La Chine s'est trouvée dans une situation qui lui permettait de faire face à ce même défi, celui de l'hostilité de l'impérialisme, d'une autre manière. Elle a choisi la voie d’une participation active à la mondialisation et déploie dans ce cadre des politiques systématiques qui se donnent l’objectif de transformer cette mondialisation, qui par sa nature même est capitaliste et impérialiste, en une forme nouvelle de « mondialisation sans hégémonie ». On en discutera certainement au cours de nos débats.

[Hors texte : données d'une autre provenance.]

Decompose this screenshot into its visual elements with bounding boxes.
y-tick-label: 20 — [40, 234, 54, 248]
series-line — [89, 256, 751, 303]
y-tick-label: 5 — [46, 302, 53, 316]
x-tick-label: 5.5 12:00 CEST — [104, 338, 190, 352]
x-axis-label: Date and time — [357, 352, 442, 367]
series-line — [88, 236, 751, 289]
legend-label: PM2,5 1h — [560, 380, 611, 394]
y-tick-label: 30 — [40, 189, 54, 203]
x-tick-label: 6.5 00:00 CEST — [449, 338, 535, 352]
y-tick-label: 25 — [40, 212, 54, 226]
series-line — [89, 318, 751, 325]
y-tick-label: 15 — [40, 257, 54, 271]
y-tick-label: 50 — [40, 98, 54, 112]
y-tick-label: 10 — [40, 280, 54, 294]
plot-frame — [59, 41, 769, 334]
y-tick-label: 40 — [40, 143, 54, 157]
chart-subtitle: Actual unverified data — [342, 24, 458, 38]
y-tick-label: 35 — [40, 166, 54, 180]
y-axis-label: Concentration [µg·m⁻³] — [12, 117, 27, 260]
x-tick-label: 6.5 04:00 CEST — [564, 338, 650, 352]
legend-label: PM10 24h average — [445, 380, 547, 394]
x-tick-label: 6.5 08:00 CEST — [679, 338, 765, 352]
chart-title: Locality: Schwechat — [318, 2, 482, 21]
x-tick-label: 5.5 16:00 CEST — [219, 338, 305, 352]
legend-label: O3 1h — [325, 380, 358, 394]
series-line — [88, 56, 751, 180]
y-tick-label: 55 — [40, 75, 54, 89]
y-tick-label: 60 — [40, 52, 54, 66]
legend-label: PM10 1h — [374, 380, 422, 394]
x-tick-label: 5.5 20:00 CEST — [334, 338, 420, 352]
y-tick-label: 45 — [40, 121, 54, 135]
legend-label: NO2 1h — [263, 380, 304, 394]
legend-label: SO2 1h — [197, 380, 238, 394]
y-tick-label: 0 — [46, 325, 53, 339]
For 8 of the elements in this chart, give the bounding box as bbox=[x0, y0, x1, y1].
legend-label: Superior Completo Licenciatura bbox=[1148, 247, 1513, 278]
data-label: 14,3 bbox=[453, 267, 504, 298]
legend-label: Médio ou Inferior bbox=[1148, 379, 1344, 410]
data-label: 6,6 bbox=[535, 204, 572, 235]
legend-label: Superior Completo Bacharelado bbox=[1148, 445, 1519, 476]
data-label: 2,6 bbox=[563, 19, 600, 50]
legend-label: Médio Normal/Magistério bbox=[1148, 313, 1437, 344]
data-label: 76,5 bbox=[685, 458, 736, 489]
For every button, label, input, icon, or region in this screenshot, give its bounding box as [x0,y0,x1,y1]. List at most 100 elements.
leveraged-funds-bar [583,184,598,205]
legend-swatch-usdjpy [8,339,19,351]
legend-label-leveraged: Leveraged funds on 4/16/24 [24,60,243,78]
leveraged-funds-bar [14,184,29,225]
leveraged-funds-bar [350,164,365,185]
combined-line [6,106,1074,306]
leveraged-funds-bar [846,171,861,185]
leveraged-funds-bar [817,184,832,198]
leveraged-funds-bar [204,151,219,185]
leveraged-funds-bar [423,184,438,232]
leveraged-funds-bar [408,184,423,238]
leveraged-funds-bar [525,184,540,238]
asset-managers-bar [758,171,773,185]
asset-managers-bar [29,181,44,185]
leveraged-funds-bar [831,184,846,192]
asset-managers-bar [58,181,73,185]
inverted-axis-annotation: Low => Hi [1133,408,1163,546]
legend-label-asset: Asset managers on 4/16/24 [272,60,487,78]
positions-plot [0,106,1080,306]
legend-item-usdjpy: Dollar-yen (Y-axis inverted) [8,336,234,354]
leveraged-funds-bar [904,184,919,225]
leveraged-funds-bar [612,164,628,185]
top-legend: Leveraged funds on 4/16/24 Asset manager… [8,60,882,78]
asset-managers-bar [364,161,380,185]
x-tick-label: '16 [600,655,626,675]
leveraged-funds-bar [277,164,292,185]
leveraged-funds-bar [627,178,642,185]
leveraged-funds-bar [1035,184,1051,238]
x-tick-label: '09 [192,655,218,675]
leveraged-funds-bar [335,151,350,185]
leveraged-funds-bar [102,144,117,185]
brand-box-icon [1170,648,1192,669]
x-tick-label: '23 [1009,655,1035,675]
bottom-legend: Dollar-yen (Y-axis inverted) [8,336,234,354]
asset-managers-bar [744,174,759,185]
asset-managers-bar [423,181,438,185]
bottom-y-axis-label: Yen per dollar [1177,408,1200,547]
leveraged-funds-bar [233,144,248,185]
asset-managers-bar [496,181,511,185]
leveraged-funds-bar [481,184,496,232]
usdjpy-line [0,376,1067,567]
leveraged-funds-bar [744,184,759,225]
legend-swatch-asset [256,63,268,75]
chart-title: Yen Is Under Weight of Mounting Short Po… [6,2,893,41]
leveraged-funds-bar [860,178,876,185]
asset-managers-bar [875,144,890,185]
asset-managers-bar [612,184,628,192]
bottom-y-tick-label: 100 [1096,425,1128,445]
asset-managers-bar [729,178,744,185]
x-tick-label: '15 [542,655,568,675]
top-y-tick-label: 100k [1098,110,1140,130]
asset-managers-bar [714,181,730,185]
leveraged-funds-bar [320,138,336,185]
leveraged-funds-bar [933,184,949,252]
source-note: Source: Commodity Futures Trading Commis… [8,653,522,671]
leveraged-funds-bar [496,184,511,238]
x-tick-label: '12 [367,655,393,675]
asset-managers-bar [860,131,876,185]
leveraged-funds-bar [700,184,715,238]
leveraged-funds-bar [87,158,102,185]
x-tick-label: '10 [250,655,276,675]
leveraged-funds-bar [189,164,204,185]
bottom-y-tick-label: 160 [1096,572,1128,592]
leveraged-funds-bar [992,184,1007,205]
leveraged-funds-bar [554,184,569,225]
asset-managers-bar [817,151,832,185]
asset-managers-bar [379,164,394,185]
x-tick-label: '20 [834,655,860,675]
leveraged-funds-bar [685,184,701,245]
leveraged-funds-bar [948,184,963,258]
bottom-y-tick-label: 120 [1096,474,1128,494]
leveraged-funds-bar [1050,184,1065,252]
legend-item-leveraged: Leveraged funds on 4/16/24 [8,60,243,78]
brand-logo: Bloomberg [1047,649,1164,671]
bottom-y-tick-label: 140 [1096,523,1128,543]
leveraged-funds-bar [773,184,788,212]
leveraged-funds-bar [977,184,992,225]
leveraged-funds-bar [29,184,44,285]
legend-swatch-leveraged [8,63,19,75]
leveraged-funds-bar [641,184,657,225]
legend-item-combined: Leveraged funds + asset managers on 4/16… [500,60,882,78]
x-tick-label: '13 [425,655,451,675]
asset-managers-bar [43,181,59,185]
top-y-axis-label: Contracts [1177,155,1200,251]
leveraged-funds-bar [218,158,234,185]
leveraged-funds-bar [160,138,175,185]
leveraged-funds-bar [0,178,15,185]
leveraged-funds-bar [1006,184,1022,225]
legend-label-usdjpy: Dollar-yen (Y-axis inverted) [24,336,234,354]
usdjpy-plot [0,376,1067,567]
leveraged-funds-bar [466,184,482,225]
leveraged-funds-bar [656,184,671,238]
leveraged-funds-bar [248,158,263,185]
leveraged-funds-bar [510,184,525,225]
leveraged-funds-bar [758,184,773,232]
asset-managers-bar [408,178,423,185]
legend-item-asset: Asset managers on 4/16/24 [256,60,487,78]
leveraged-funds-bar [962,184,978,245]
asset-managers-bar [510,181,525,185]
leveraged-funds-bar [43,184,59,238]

Le second défi auquel les deux grandes révolutions ont été confrontées, c'est celui d'engager dans la transformation sociale une majorité écrasante paysanne. Comment associer cette majorité paysanne, à une révolution qui n'est pas une révolution bourgeoise démocratique, mais une révolution populaire démocratique, ce qui est très différent ? Les associer dans une transformation qui permet d’avancer dans la construction  de l'unité de tous les prolétaires du monde, de l'unité de tous les peuples du monde.

Je conclurai sur cette note. Puisque nous sommes invités à proposer un Manifeste pour le XXIe siècle, je proposerai que l’objectif de celui-ci soit : la construction d'une internationale des travailleurs et des peuples. C'est de cela dont nous avons besoin. Pour cela il faut aller au-delà des formules inaugurées sous le nom de « forums sociaux », qui ne sont que des lieux de débat. Utiles  certes mais pas suffisants. Au -delà il faut amorcer des formes d'organisation qui permettent aux travailleurs et aux peuples de toute la Planète de coordonner leurs stratégies de lutte, de passer de stratégies défensives, laissant l'initiative au pouvoir capitaliste impérialiste dominant, à une stratégie offensive contraignant l’adversaire à, lui, se retrouver sur la défensive et à répondre à nos initiatives, celles des travailleurs et des peuples.

Si cet appel peut paraître utopique aujourd'hui, et il le sera sans doute, il devrait devenir une réalité assez rapidement.